On Monday, it was Ed Oliver who had a monstrous day, the latest in a strong camp for the fourth-year defense tackle.

“I think he’s off to a really good start this camp,” coach Sean McDermott said ahead of practice.

Throughout the long, hot practice, Oliver made play after play. It’s early in camp, and the Bills are without the starting offensive line, but Oliver’s intensity has been notable. A hurry on first down led to an incompletion. He beat Greg Van Roten for what likely would have been one sack and beat Bobby Hart for another. Toward the end of practice, he had a hurry to force an overthrow that found its way into linebacker Tremaine Edmunds’ hands.

Oliver was down briefly for a moment after, but said he was all good shortly after when meeting with the media. His camp in general has been strong, and it follows some of his best football at the end of last season.

“Just feeling comfortable,” Oliver said. “Got my body back healthy, just playing free and playing comfortable.”

In the last four regular-season games, Oliver had 3.5 sacks and, per Pro Football Focus, 13 pressures. To build off that, it’s been less about adding moves and more about perfecting them.

“Just tightened them up, being more precise with my hands, more precise with my footwork,” Oliver said. “I’m just rushing together with other guys. We’ve got a good feel for each other right now. Just carrying that over to the season [is] going to be key.”

He spent some time in Houston this offseason with pass-rush specialist Brandon Jordan, where he also trained more with former-teammate Jerry Hughes Jr.

“Ed has been working,” Jordan told Pro Football Network. “To see the way he’s been growing every year with his technique and the way he goes about his business and knowledge of how to do it, it’s been great to see him grow.”

For Oliver to maintain a high level of play, it helps that the Bills bolstered the defense as a whole. Center Mitch Morse said that having Oliver on the same side as Von Miller is “almost a little bit cheating.” Oliver sees where Morse is coming from, but he has a counterpoint.

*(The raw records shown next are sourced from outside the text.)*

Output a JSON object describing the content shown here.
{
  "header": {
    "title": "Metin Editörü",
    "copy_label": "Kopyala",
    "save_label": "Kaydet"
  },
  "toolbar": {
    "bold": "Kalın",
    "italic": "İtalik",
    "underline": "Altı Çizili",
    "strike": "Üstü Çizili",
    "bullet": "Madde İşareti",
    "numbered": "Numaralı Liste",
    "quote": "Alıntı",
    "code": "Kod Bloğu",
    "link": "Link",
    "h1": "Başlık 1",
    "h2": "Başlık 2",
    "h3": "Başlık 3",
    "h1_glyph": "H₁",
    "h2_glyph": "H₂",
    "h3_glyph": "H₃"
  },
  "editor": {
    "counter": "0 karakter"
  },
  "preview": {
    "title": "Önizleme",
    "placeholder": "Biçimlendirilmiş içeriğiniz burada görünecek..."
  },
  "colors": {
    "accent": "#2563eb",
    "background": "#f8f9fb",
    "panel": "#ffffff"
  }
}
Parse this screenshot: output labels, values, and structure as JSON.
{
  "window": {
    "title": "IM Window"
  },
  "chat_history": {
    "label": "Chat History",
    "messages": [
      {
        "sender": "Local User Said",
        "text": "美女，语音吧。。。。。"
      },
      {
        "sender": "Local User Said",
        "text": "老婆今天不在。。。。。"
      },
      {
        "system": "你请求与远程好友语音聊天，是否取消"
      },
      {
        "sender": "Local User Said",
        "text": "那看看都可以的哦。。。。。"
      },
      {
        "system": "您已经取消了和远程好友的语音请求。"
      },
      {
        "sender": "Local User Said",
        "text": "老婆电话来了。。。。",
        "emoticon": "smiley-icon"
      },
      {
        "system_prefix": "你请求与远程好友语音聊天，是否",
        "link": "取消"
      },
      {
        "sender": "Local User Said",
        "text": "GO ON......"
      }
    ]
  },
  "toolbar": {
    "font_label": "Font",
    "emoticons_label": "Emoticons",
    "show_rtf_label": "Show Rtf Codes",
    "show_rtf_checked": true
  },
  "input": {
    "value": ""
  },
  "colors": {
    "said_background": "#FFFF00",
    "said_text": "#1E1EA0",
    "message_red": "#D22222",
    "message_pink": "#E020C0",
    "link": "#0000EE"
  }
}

“It is cheating when we are on the same side, it's definitely a win. But I think when we are on opposite sides from each other, it's even better,” Oliver said. “I know Mitch said on the same side and like you got to make sure you take care of them. But when we're on opposite sides, which one do you take care of?”

Oliver has watched some of Miller’s film from his time with the Los Angeles Rams to get a better sense of how he and Aaron Donald played off each other. Oliver doesn’t think it will directly translate to their tandem in Buffalo – he thinks Donald’s “twitchier” style of play, while clearly effective, is different from his approach.

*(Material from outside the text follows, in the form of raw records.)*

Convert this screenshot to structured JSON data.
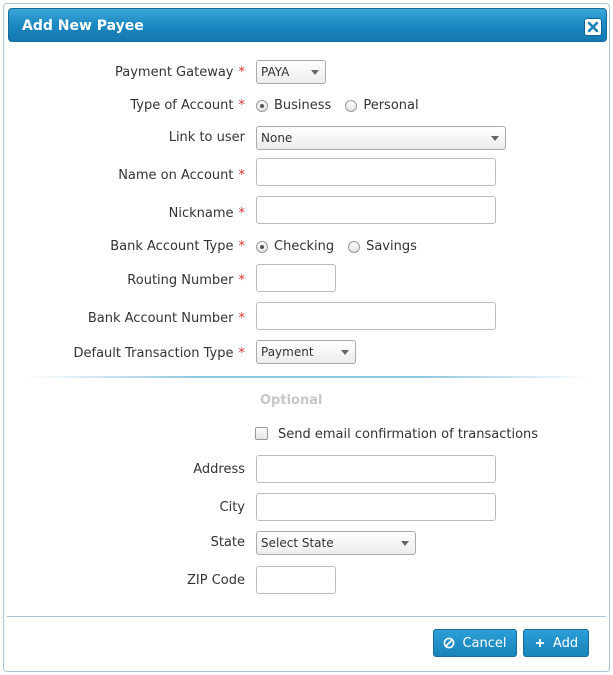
{
  "dialog": {
    "title": "Add New Payee",
    "accent": "#1a86c0"
  },
  "form": {
    "payment_gateway": {
      "label": "Payment Gateway",
      "required": "*",
      "value": "PAYA"
    },
    "type_of_account": {
      "label": "Type of Account",
      "required": "*",
      "options": [
        "Business",
        "Personal"
      ],
      "selected": "Business"
    },
    "link_to_user": {
      "label": "Link to user",
      "value": "None"
    },
    "name_on_account": {
      "label": "Name on Account",
      "required": "*",
      "value": ""
    },
    "nickname": {
      "label": "Nickname",
      "required": "*",
      "value": ""
    },
    "bank_account_type": {
      "label": "Bank Account Type",
      "required": "*",
      "options": [
        "Checking",
        "Savings"
      ],
      "selected": "Checking"
    },
    "routing_number": {
      "label": "Routing Number",
      "required": "*",
      "value": ""
    },
    "bank_account_number": {
      "label": "Bank Account Number",
      "required": "*",
      "value": ""
    },
    "default_transaction_type": {
      "label": "Default Transaction Type",
      "required": "*",
      "value": "Payment"
    }
  },
  "optional": {
    "title": "Optional",
    "email_confirmation": {
      "label": "Send email confirmation of transactions",
      "checked": false
    },
    "address": {
      "label": "Address",
      "value": ""
    },
    "city": {
      "label": "City",
      "value": ""
    },
    "state": {
      "label": "State",
      "value": "Select State"
    },
    "zip": {
      "label": "ZIP Code",
      "value": ""
    }
  },
  "footer": {
    "cancel_label": "Cancel",
    "add_label": "Add"
  }
}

But Oliver’s takeaway was still clear.

“I noticed they was rushing on opposite sides,” he said.

Oliver and Miller often dance on the sidelines together, and their friendship is tangibly clear throughout practice. But Oliver thinks the addition of Miller is just one of many factors making the Bills' defense stronger this season. He pointed out Greg Rousseau’s continued growth, as well as DaQuan Jones' and A.J. Epenesa’s contributions. And he’s thrilled to be reunited with Jordan Phillips.

Phillips was part of a skirmish involving quarterback Josh Allen in the team’s first padded practice, but Oliver, and even McDermott to a certain extent, have appreciated the intensity.

“I think the first padded practice Jordan was on fire,” Oliver said. “That’s what we need out of him, him to be a dominating force. Talk about a guy who can just bully somebody. We need that. That’s exactly what we’re getting out of him right now. I can’t say enough about him.”

Oliver spent plenty of time praising his teammates before he rode away on the same scooter that brought him to the press conference.

“I’m having the most fun in a training camp I’ve had,” Oliver said, “Just making plays, flying around, just hanging out with the guys, and everybody making plays.”

“There he goes. One of God's own prototypes.

A high-powered mutant of some kind, never even considered for mass production.

Too weird to live, and too rare to die.”